Davon ist auch Fritz Sdunek überzeugt. "Die zehn Wochen Vorbereitung mit 90 Sparringsrunden waren optimal. Wir haben Murray studiert und die entsprechende Taktik erarbeitet. Wir sind bestens vorbereitet, um den Titel zu verteidigen', sagte der Erfolgstrainer.

Wann kommt es endlich zu Vereinigungskämpfen?

Ob der körperlich topfit wirkende Sturm auch gedanklich voll bei der Sache ist, scheint allerdings fraglich. Er denkt vor seinem 40. Profikampf bereits an größere Aufgaben: "Ich will meinen Titel verteidigen, um auch in Zukunft große Kämpfe machen zu können. Ich möchte meine Klasse noch fünf oder sechs Jahre dominieren und zeigen, dass ich jeden Gegner besiegen kann." Ähnliche Worte haben die Boxfans aber schon oft von ihm zu hören bekommen - ohne dass diesen Taten gefolgt sind.

Sturm wirft seinen Kontrahenten vor, dass ihre Geldgier solche Fights bisher verhindert hat. "Die Forderungen sind nicht erfüllbar, ich lasse mich nicht erpressen", sagte der WBA-Champion. Für den Kampf in Mannheim soll er allein vom TV-Sender SAT1 zwei Millionen Euro erhalten. Macklin soll er für einen Rückkampf gerade einmal 400.000 Dollar (knapp 300.000 Euro) angeboten haben.

Golowkin will Sturm vor die Fäuste bekommen

Und dann ist da noch der Kasache Gennadi Golowkin. Der ist Weltmeister - und das auch noch im selben Verband. Sturm ist der Superchampion, Golowkin der "normale". Seit Monaten rennt Golowkin Sturm hinterher, um den Titelsalat zu beenden. "Die Frist, dass er gegen Gennadi antreten muss, läuft am 18. Dezember ab. Dann sind die 21 Monate rum. In der WBA-Order heißt es, dass er bis dahin gegen Gennadi hätte boxen müssen", sagt Golowkins Manager Maximilian Hermann. In ihren Statuten hat die WBA gar nur 18 Monate festgelegt, nimmt die aber nicht so ernst.
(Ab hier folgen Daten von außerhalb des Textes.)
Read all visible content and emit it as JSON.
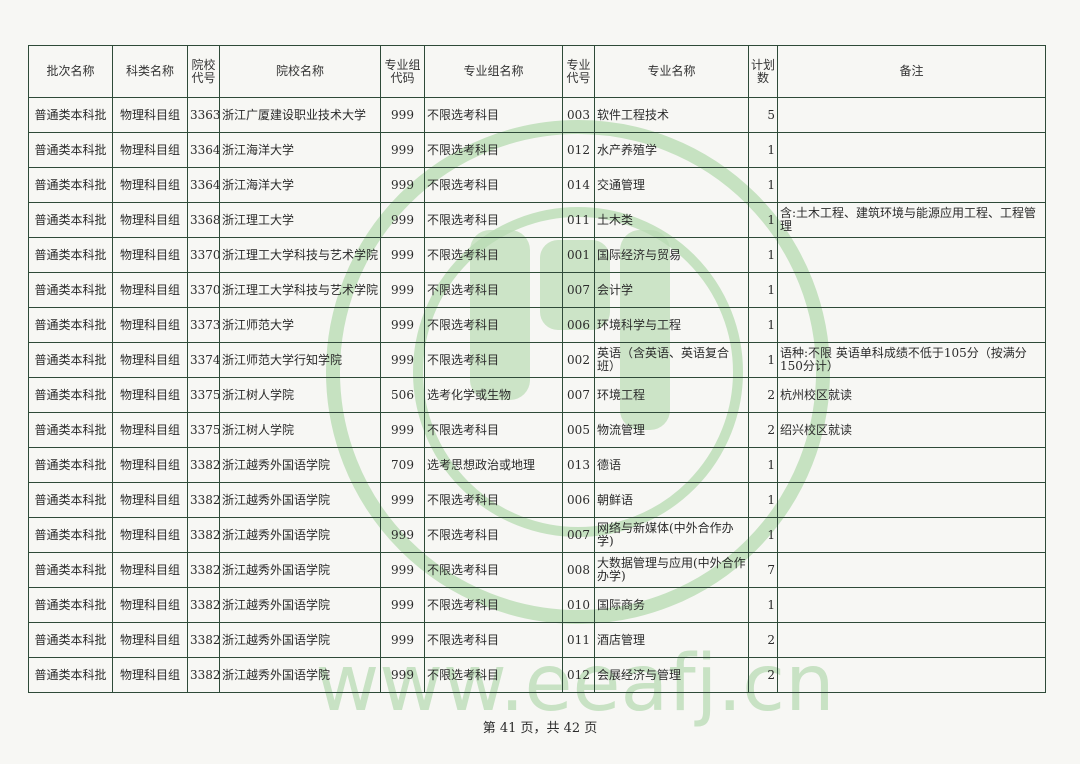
{
  "watermark": {
    "url": "www.eeafj.cn",
    "seal_color": "#9fcf9a"
  },
  "headers": [
    "批次名称",
    "科类名称",
    "院校代号",
    "院校名称",
    "专业组代码",
    "专业组名称",
    "专业代号",
    "专业名称",
    "计划数",
    "备注"
  ],
  "rows": [
    [
      "普通类本科批",
      "物理科目组",
      "3363",
      "浙江广厦建设职业技术大学",
      "999",
      "不限选考科目",
      "003",
      "软件工程技术",
      "5",
      ""
    ],
    [
      "普通类本科批",
      "物理科目组",
      "3364",
      "浙江海洋大学",
      "999",
      "不限选考科目",
      "012",
      "水产养殖学",
      "1",
      ""
    ],
    [
      "普通类本科批",
      "物理科目组",
      "3364",
      "浙江海洋大学",
      "999",
      "不限选考科目",
      "014",
      "交通管理",
      "1",
      ""
    ],
    [
      "普通类本科批",
      "物理科目组",
      "3368",
      "浙江理工大学",
      "999",
      "不限选考科目",
      "011",
      "土木类",
      "1",
      "含:土木工程、建筑环境与能源应用工程、工程管理"
    ],
    [
      "普通类本科批",
      "物理科目组",
      "3370",
      "浙江理工大学科技与艺术学院",
      "999",
      "不限选考科目",
      "001",
      "国际经济与贸易",
      "1",
      ""
    ],
    [
      "普通类本科批",
      "物理科目组",
      "3370",
      "浙江理工大学科技与艺术学院",
      "999",
      "不限选考科目",
      "007",
      "会计学",
      "1",
      ""
    ],
    [
      "普通类本科批",
      "物理科目组",
      "3373",
      "浙江师范大学",
      "999",
      "不限选考科目",
      "006",
      "环境科学与工程",
      "1",
      ""
    ],
    [
      "普通类本科批",
      "物理科目组",
      "3374",
      "浙江师范大学行知学院",
      "999",
      "不限选考科目",
      "002",
      "英语（含英语、英语复合班）",
      "1",
      "语种:不限  英语单科成绩不低于105分（按满分150分计）"
    ],
    [
      "普通类本科批",
      "物理科目组",
      "3375",
      "浙江树人学院",
      "506",
      "选考化学或生物",
      "007",
      "环境工程",
      "2",
      "杭州校区就读"
    ],
    [
      "普通类本科批",
      "物理科目组",
      "3375",
      "浙江树人学院",
      "999",
      "不限选考科目",
      "005",
      "物流管理",
      "2",
      "绍兴校区就读"
    ],
    [
      "普通类本科批",
      "物理科目组",
      "3382",
      "浙江越秀外国语学院",
      "709",
      "选考思想政治或地理",
      "013",
      "德语",
      "1",
      ""
    ],
    [
      "普通类本科批",
      "物理科目组",
      "3382",
      "浙江越秀外国语学院",
      "999",
      "不限选考科目",
      "006",
      "朝鲜语",
      "1",
      ""
    ],
    [
      "普通类本科批",
      "物理科目组",
      "3382",
      "浙江越秀外国语学院",
      "999",
      "不限选考科目",
      "007",
      "网络与新媒体(中外合作办学)",
      "1",
      ""
    ],
    [
      "普通类本科批",
      "物理科目组",
      "3382",
      "浙江越秀外国语学院",
      "999",
      "不限选考科目",
      "008",
      "大数据管理与应用(中外合作办学)",
      "7",
      ""
    ],
    [
      "普通类本科批",
      "物理科目组",
      "3382",
      "浙江越秀外国语学院",
      "999",
      "不限选考科目",
      "010",
      "国际商务",
      "1",
      ""
    ],
    [
      "普通类本科批",
      "物理科目组",
      "3382",
      "浙江越秀外国语学院",
      "999",
      "不限选考科目",
      "011",
      "酒店管理",
      "2",
      ""
    ],
    [
      "普通类本科批",
      "物理科目组",
      "3382",
      "浙江越秀外国语学院",
      "999",
      "不限选考科目",
      "012",
      "会展经济与管理",
      "2",
      ""
    ]
  ],
  "footer": "第 41 页，共 42 页"
}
Sturm lehnte ein Duell mit Golowkin bislang ab. "Kein Interesse", hieß es. Nun klingt es zumindest anders. "Er ist ein möglicher Gegner. Ich denke aber, dass er überschätzt wird. Ich würde jederzeit gegen ihn antreten", sagte Sturm.

Murray: Ich werde eine britische Vorherrschaft einläuten"

Murray interessieren die Probleme Sturms nur am Rande. Für den 29-Jährigen ist das Ende der Sturm-Ära bereits besiegelt. "Er hatte eine tolle Karriere, aber das ist vorbei. Ich werde Sturm dominieren, den Titel holen und eine britische Vorherrschaft einläuten. Davon träume ich seit Jahren", tönte Murray.

Noch deutlicher wurde Murrays Manager. "Felix hat den größten Fehler schon damit gemacht, die Herausforderung anzunehmen", sagte Neil Marsh. Doch auch bei solchen Ankündigungen gilt es zu bedenken: Klappern gehört zum Handwerk.